La Suède y a ainsi consacré, en 2017 et 2018, plus de 30 millions de dollars dans le cadre de programmes d’aide internationale. Le Royaume-Uni et les Pays-Bas lui ont respectivement alloué près de 19 millions de dollars et près de 14 millions de dollars, contre 264 000 dollars pour la France… Ce n’est pas beaucoup !

Le plan national d’actions pour l’égalité des droits, contre la haine et les discriminations anti-LGBT+ 2020-2023 prévoit que le ministère de l’Europe et des affaires étrangères amplifie son action en faveur de la protection des droits LGBTQI+, notamment en soutenant les initiatives pour les droits de ces personnes qui sont portées par l’Organisation internationale de la francophonie et les autres acteurs de la francophonie.

Dans ce contexte, il conviendrait que la France, eu égard à ses objectifs globaux en matière de développement solidaire, inscrive de manière explicite les droits de ces personnes, ainsi que les principes de Yogyakarta, dans le projet de loi.

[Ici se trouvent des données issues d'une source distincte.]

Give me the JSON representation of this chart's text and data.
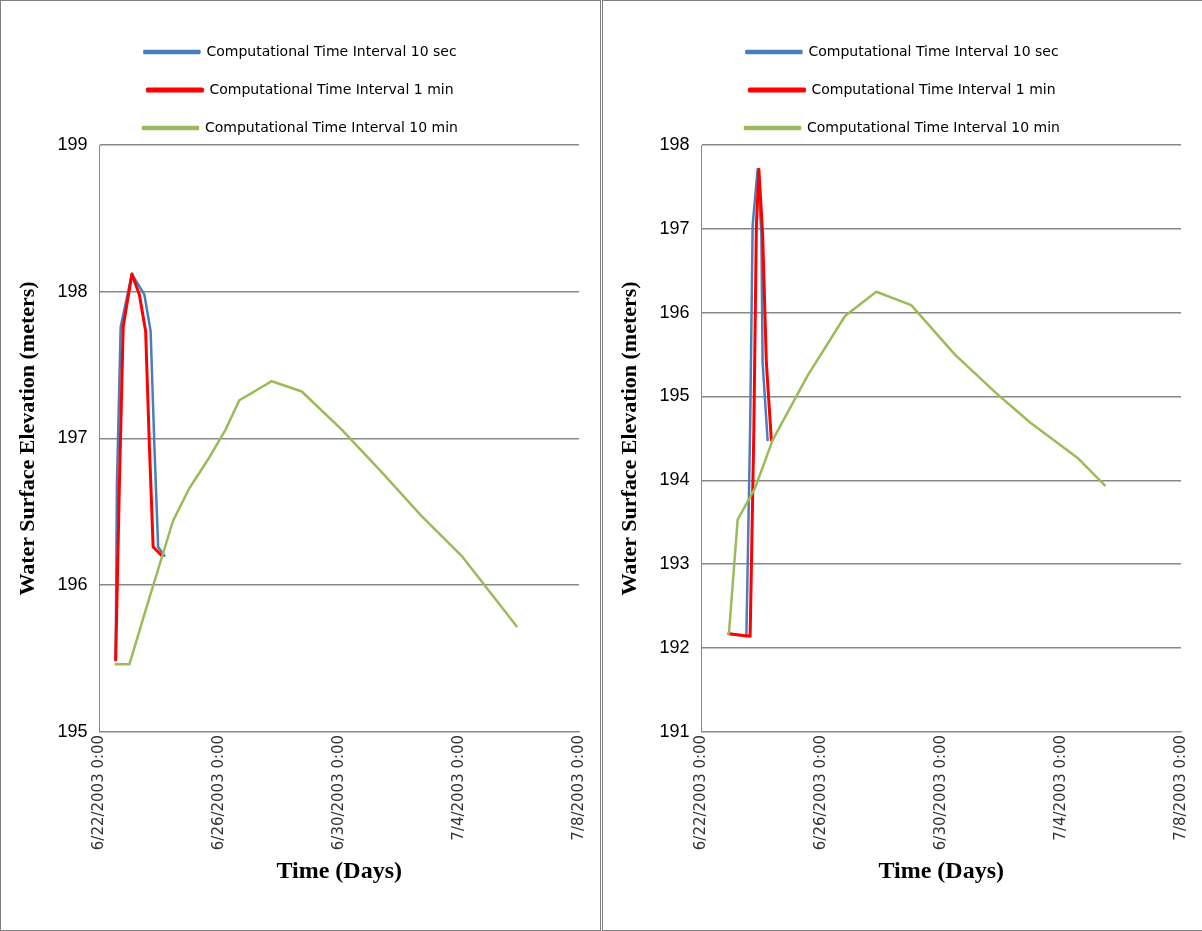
{
  "chart_data": [
    {
      "type": "line",
      "xlabel": "Time (Days)",
      "ylabel": "Water Surface Elevation (meters)",
      "ylim": [
        195,
        199
      ],
      "yticks": [
        195,
        196,
        197,
        198,
        199
      ],
      "xlim": [
        "2003-06-22",
        "2003-07-08"
      ],
      "xticks": [
        {
          "value": "2003-06-22",
          "label": "6/22/2003 0:00"
        },
        {
          "value": "2003-06-26",
          "label": "6/26/2003 0:00"
        },
        {
          "value": "2003-06-30",
          "label": "6/30/2003 0:00"
        },
        {
          "value": "2003-07-04",
          "label": "7/4/2003 0:00"
        },
        {
          "value": "2003-07-08",
          "label": "7/8/2003 0:00"
        }
      ],
      "grid": "y",
      "legend": "top",
      "marker": "none",
      "line_style": "solid",
      "series": [
        {
          "name": "Computational Time Interval 10 sec",
          "color": "#4a7ebb",
          "x": [
            "2003-06-22T13:00",
            "2003-06-22T14:00",
            "2003-06-22T17:00",
            "2003-06-23T02:00",
            "2003-06-23T12:00",
            "2003-06-23T17:00",
            "2003-06-23T20:00",
            "2003-06-23T23:00",
            "2003-06-24T04:00"
          ],
          "values": [
            195.49,
            196.69,
            197.76,
            198.12,
            197.98,
            197.73,
            196.95,
            196.26,
            196.2
          ]
        },
        {
          "name": "Computational Time Interval 1 min",
          "color": "#ff0000",
          "x": [
            "2003-06-22T13:00",
            "2003-06-22T16:00",
            "2003-06-22T19:00",
            "2003-06-23T02:00",
            "2003-06-23T08:00",
            "2003-06-23T13:00",
            "2003-06-23T16:00",
            "2003-06-23T19:00",
            "2003-06-24T02:00"
          ],
          "values": [
            195.49,
            196.69,
            197.76,
            198.12,
            197.98,
            197.73,
            196.95,
            196.26,
            196.2
          ]
        },
        {
          "name": "Computational Time Interval 10 min",
          "color": "#9bbb59",
          "x": [
            "2003-06-22T13:00",
            "2003-06-23T00:00",
            "2003-06-23T13:00",
            "2003-06-24T02:00",
            "2003-06-24T11:00",
            "2003-06-25T00:00",
            "2003-06-25T16:00",
            "2003-06-26T05:00",
            "2003-06-26T16:00",
            "2003-06-27T18:00",
            "2003-06-28T18:00",
            "2003-06-30T02:00",
            "2003-07-01T10:00",
            "2003-07-02T18:00",
            "2003-07-04T02:00",
            "2003-07-05T00:00",
            "2003-07-05T22:00"
          ],
          "values": [
            195.46,
            195.46,
            195.83,
            196.19,
            196.44,
            196.66,
            196.87,
            197.06,
            197.26,
            197.39,
            197.32,
            197.06,
            196.77,
            196.47,
            196.2,
            195.96,
            195.72
          ]
        }
      ]
    },
    {
      "type": "line",
      "xlabel": "Time (Days)",
      "ylabel": "Water Surface Elevation (meters)",
      "ylim": [
        191,
        198
      ],
      "yticks": [
        191,
        192,
        193,
        194,
        195,
        196,
        197,
        198
      ],
      "xlim": [
        "2003-06-22",
        "2003-07-08"
      ],
      "xticks": [
        {
          "value": "2003-06-22",
          "label": "6/22/2003 0:00"
        },
        {
          "value": "2003-06-26",
          "label": "6/26/2003 0:00"
        },
        {
          "value": "2003-06-30",
          "label": "6/30/2003 0:00"
        },
        {
          "value": "2003-07-04",
          "label": "7/4/2003 0:00"
        },
        {
          "value": "2003-07-08",
          "label": "7/8/2003 0:00"
        }
      ],
      "grid": "y",
      "legend": "top",
      "marker": "none",
      "line_style": "solid",
      "series": [
        {
          "name": "Computational Time Interval 10 sec",
          "color": "#4a7ebb",
          "x": [
            "2003-06-22T22:00",
            "2003-06-23T12:00",
            "2003-06-23T15:00",
            "2003-06-23T17:00",
            "2003-06-23T21:00",
            "2003-06-24T00:00",
            "2003-06-24T01:00",
            "2003-06-24T05:00"
          ],
          "values": [
            192.17,
            192.14,
            194.63,
            197.04,
            197.71,
            196.94,
            195.4,
            194.48
          ]
        },
        {
          "name": "Computational Time Interval 1 min",
          "color": "#ff0000",
          "x": [
            "2003-06-22T22:00",
            "2003-06-23T15:00",
            "2003-06-23T18:00",
            "2003-06-23T20:00",
            "2003-06-23T22:00",
            "2003-06-24T01:00",
            "2003-06-24T04:00",
            "2003-06-24T08:00"
          ],
          "values": [
            192.17,
            192.14,
            194.63,
            197.04,
            197.71,
            196.94,
            195.4,
            194.48
          ]
        },
        {
          "name": "Computational Time Interval 10 min",
          "color": "#9bbb59",
          "x": [
            "2003-06-22T22:00",
            "2003-06-23T05:00",
            "2003-06-23T19:00",
            "2003-06-24T09:00",
            "2003-06-25T13:00",
            "2003-06-26T19:00",
            "2003-06-27T20:00",
            "2003-06-29T00:00",
            "2003-06-30T11:00",
            "2003-07-01T20:00",
            "2003-07-03T00:00",
            "2003-07-04T13:00",
            "2003-07-05T11:00"
          ],
          "values": [
            192.17,
            193.53,
            193.91,
            194.48,
            195.25,
            195.96,
            196.25,
            196.09,
            195.5,
            195.04,
            194.68,
            194.27,
            193.94
          ]
        }
      ]
    }
  ]
}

Mme le président. L’amendement n° 204, présenté par Mme Carlotti, MM. Temal, Kanner, Todeschini et Roger, Mmes Conway-Mouret et G. Jourda, MM. M. Vallet, Vallini, Vaugrenard, Antiste, Cozic et P. Joly, Mmes Lepage et Monier, MM. Stanzione, Tissot et les membres du groupe Socialiste, Écologiste et Républicain, est ainsi libellé :

Alinéa 3

Après le mot :

enfants

insérer les mots :

et le droit à une identité juridique

La parole est à M. Gilbert Roger.

M. Gilbert Roger. Dans son propos liminaire, Marie-Arlette Carlotti a souligné combien il était important que nous prenions en compte les problématiques de l’état civil, dont le droit à l’existence même.

Le projet de loi texte entend décliner la politique de développement solidaire et de lutte contre les inégalités mondiales portée par la France. Je rappelle simplement que notre pays est le berceau de l’état civil. Parmi les valeurs qu’il défend, la première est peut-être le droit à une existence légale.

C’est la raison pour laquelle cet amendement tend à inscrire au rang des objectifs principaux de la politique de développement de la France celui de l’enregistrement des naissances et de la mise en place d’état civil fiable. Il s’agit d’un principe directeur de la politique du développement solidaire.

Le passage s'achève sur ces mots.